Une rivalité de magiciens pour un poste de doyen à l’université. Celui que l’on suit, qui s’est spécialisé dans les exorcismes sur le terrain, se voit contraint de retourner sur ses terres d’origine, un pays un peu arriéré. Il y trouve un jeune homme qui mériterait d’être formé, mais il suspecte l’entourloupe... Au-delà de la transposition des luttes de pouvoir et des jalousies entre universitaires, une histoire douce-amère sur les origines, les racines, bien moins glauque que ses romans parus chez Bragelonne.

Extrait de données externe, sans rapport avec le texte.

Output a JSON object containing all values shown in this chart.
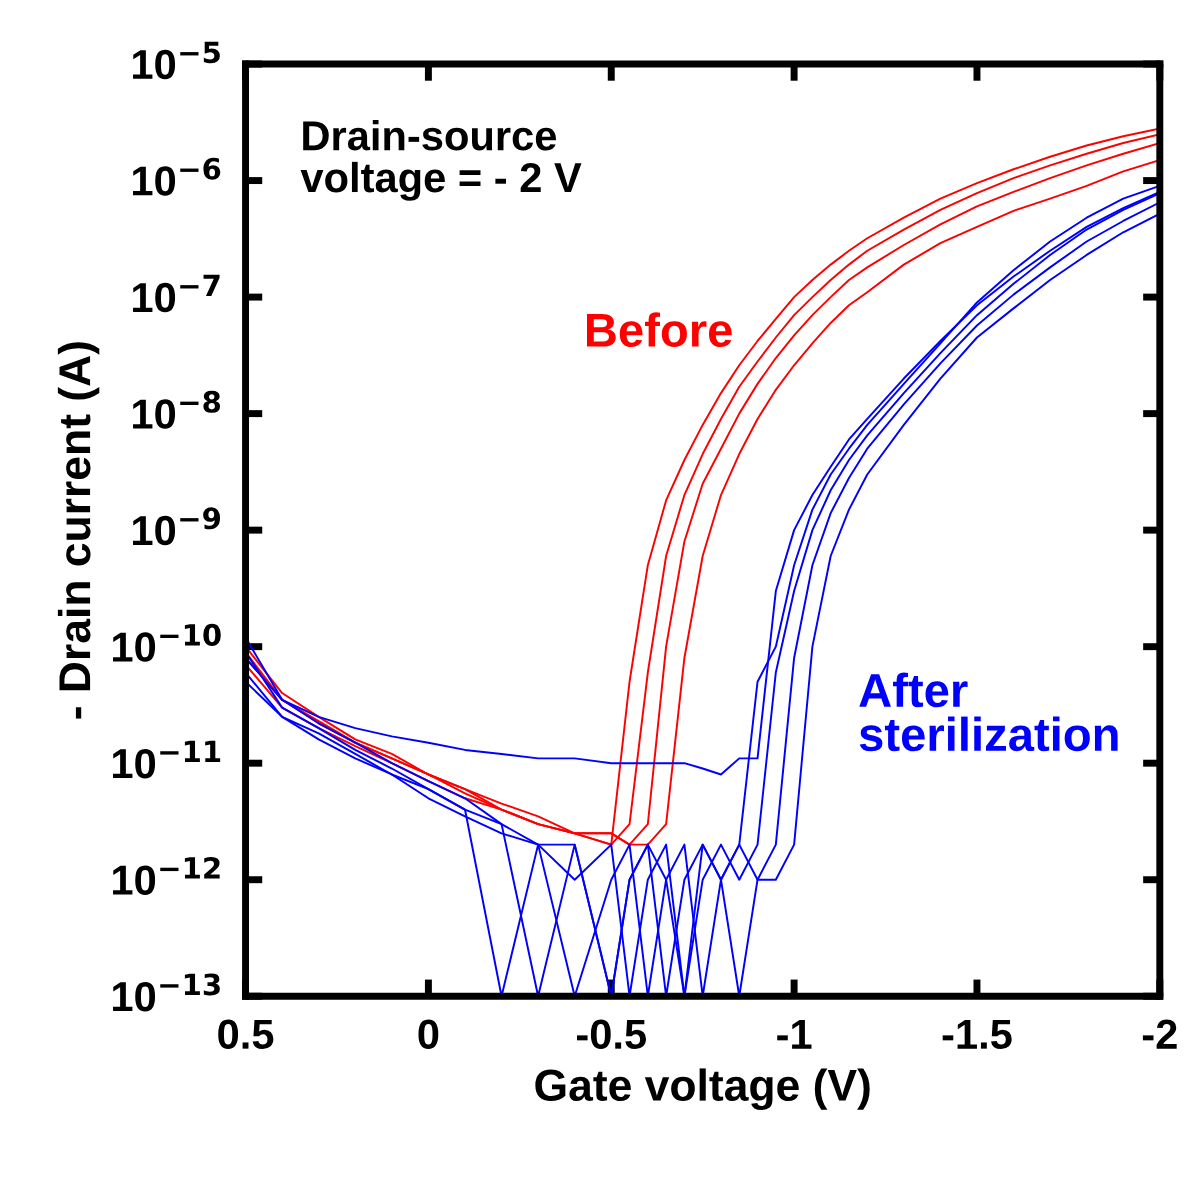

- Megan Lindholm - “Travail d’intérêt général”
On peut être célèbre pour une saga de pure fantasy et proposer des choses très différentes : ici, une pure urban fantasy, avec une narratrice douée de quelques talents qui vient en aide, contre son gré, à un ancien ami d’enfance dans la dèche, sur fond de banlieue américaine de fin de XXe siècle. L’ami en question, assigné par la justice à du TIG, escorte une sorcière qui rajeunit en dévorant des jouets chinés dans les vide-greniers... Comment on neutralise cela ? La narration à la première personne est ultra-maitrisée, les allusions et les non-dits permettent de découvrir les relations entre les personnages tout doucement tandis qu’on est plongé tête la première dans une magie dont on ignore encore les règles. Chapeau bas, Mme Robin Hobb, j’en reprendrai volontiers autant que pages que « L’assassin royal ».

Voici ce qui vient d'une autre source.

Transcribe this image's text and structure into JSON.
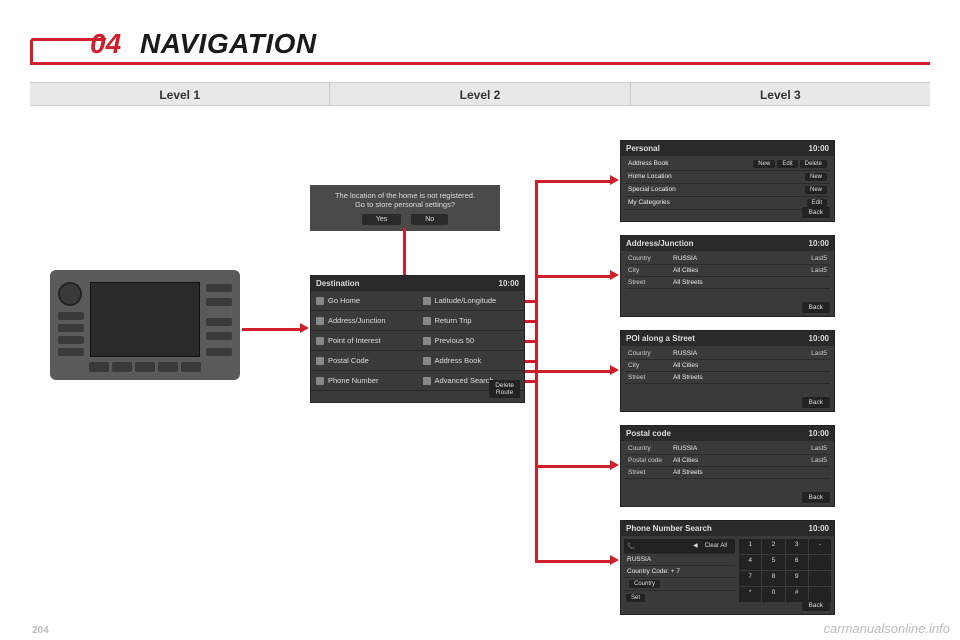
{
  "section": {
    "number": "04",
    "title": "NAVIGATION"
  },
  "levels": [
    "Level 1",
    "Level 2",
    "Level 3"
  ],
  "dialog": {
    "line1": "The location of the home is not registered.",
    "line2": "Go to store personal settings?",
    "yes": "Yes",
    "no": "No"
  },
  "time": "10:00",
  "back": "Back",
  "destination": {
    "title": "Destination",
    "left": [
      "Go Home",
      "Address/Junction",
      "Point of Interest",
      "Postal Code",
      "Phone Number"
    ],
    "right": [
      "Latitude/Longitude",
      "Return Trip",
      "Previous 50",
      "Address Book",
      "Advanced Search"
    ],
    "delete": "Delete\nRoute"
  },
  "personal": {
    "title": "Personal",
    "rows": [
      {
        "label": "Address Book",
        "btns": [
          "New",
          "Edit",
          "Delete"
        ]
      },
      {
        "label": "Home Location",
        "btns": [
          "New"
        ]
      },
      {
        "label": "Special Location",
        "btns": [
          "New"
        ]
      },
      {
        "label": "My Categories",
        "btns": [
          "Edit"
        ]
      }
    ]
  },
  "address_junction": {
    "title": "Address/Junction",
    "rows": [
      {
        "c1": "Country",
        "c2": "RUSSIA",
        "c3": "Last5"
      },
      {
        "c1": "City",
        "c2": "All Cities",
        "c3": "Last5"
      },
      {
        "c1": "Street",
        "c2": "All Streets",
        "c3": ""
      }
    ]
  },
  "poi": {
    "title": "POI along a Street",
    "rows": [
      {
        "c1": "Country",
        "c2": "RUSSIA",
        "c3": "Last5"
      },
      {
        "c1": "City",
        "c2": "All Cities",
        "c3": ""
      },
      {
        "c1": "Street",
        "c2": "All Streets",
        "c3": ""
      }
    ]
  },
  "postal": {
    "title": "Postal code",
    "rows": [
      {
        "c1": "Country",
        "c2": "RUSSIA",
        "c3": "Last5"
      },
      {
        "c1": "Postal code",
        "c2": "All Cities",
        "c3": "Last5"
      },
      {
        "c1": "Street",
        "c2": "All Streets",
        "c3": ""
      }
    ]
  },
  "phone": {
    "title": "Phone Number Search",
    "clear": "Clear All",
    "russia": "RUSSIA",
    "code_label": "Country Code: + 7",
    "country_btn": "Country",
    "set_btn": "Set",
    "keys": [
      "1",
      "2",
      "3",
      "-",
      "4",
      "5",
      "6",
      "",
      "7",
      "8",
      "9",
      "",
      "*",
      "0",
      "#",
      ""
    ]
  },
  "watermark": "carmanualsonline.info",
  "page_num": "204",
  "colors": {
    "accent": "#d01e2a",
    "dark": "#3a3a3a",
    "darker": "#2a2a2a"
  }
}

- John Crowley - “Le Silex et le Miroir”
Récemment acclamé pour « Kra », Crowley nous emmène ici en Irlande, pour un récit très historique, avec un jeune lord O’Neill emmené par les conquérants anglais à Londres, où ils espèrent en faire un chien fidèle. Le jeune homme qui retourne chez lui joue bien la comédie, mais est resté fidèle à sa terre et ses légendes. Il m’a peut-être manqué des clés ou des connaissances pour tout saisir, et si j’ai apprécié l’écriture, l’intérêt du texte m’a un peu échappé.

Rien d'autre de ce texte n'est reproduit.